Background: ROCK-1 expression is associated with the malignant character of tumors, while
inhibiting this molecule results in a significant suppression of tumor metastasis. Likewise, transforming growth
factor beta (TGF-β) is associated with this malignancy by having the ability to induce epithelial-mesenchymal
transition (EMT). Metformin, a drug used in the treatment of diabetes, has previously been shown to inhibit EMT
in breast cancer cells.
Objective: The aim of this study is to evaluate the TGF-β1 action model for induction of EMT and the action of
metformin and ROCK-1 inhibitor (Y27632) in EMT process in breast cancer cell lines.

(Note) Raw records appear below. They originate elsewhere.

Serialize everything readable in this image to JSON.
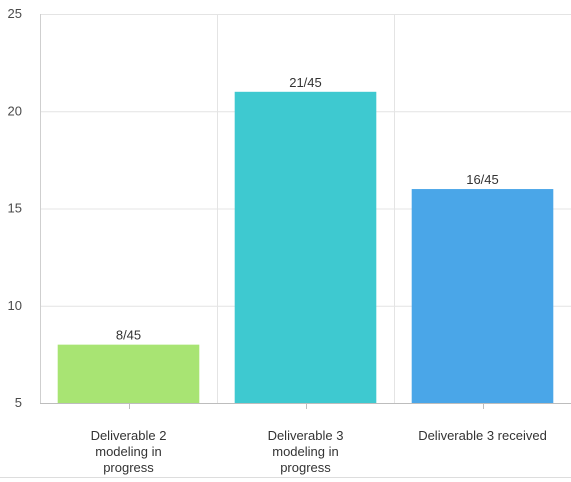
{
  "chart_data": {
    "type": "bar",
    "title": "",
    "xlabel": "",
    "ylabel": "",
    "ylim": [
      5,
      25
    ],
    "yticks": [
      5,
      10,
      15,
      20,
      25
    ],
    "grid": true,
    "categories": [
      "Deliverable 2 modeling in progress",
      "Deliverable 3 modeling in progress",
      "Deliverable 3 received"
    ],
    "category_label_lines": [
      [
        "Deliverable 2",
        "modeling in",
        "progress"
      ],
      [
        "Deliverable 3",
        "modeling in",
        "progress"
      ],
      [
        "Deliverable 3 received"
      ]
    ],
    "values": [
      8,
      21,
      16
    ],
    "data_labels": [
      "8/45",
      "21/45",
      "16/45"
    ],
    "colors": [
      "#a8e473",
      "#3ec9d0",
      "#4aa6e8"
    ]
  }
}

Method: MCF-7 and MDA-MB-231 cell lines were treated with metformin and Y27632, after induction of EMT
by TGF-β1, to examine the effects on cell migration as well as the protein expression of the ROCK-1 markers,
vimentin, E-cadherin, CD44 and CD24 by immunocitochemistry.
Results: There was a lower protein expression of ROCK-1, vimentin, CD44 and CD24 in both cell lines after
treatment with metformin and Y27632. In MDA-MB-231 cells, E-cadherin expression was increased in all
treatment groups. Treatment of MDA-MB-231 cell line with metformin and Y27632 significantly reduced the
invasion of these cells.
Conclusion: This study confirms the benefits of metformin and Y27632 as potential therapeutic agents in
mammary tumors, by blocking EMT process and metastatic potential.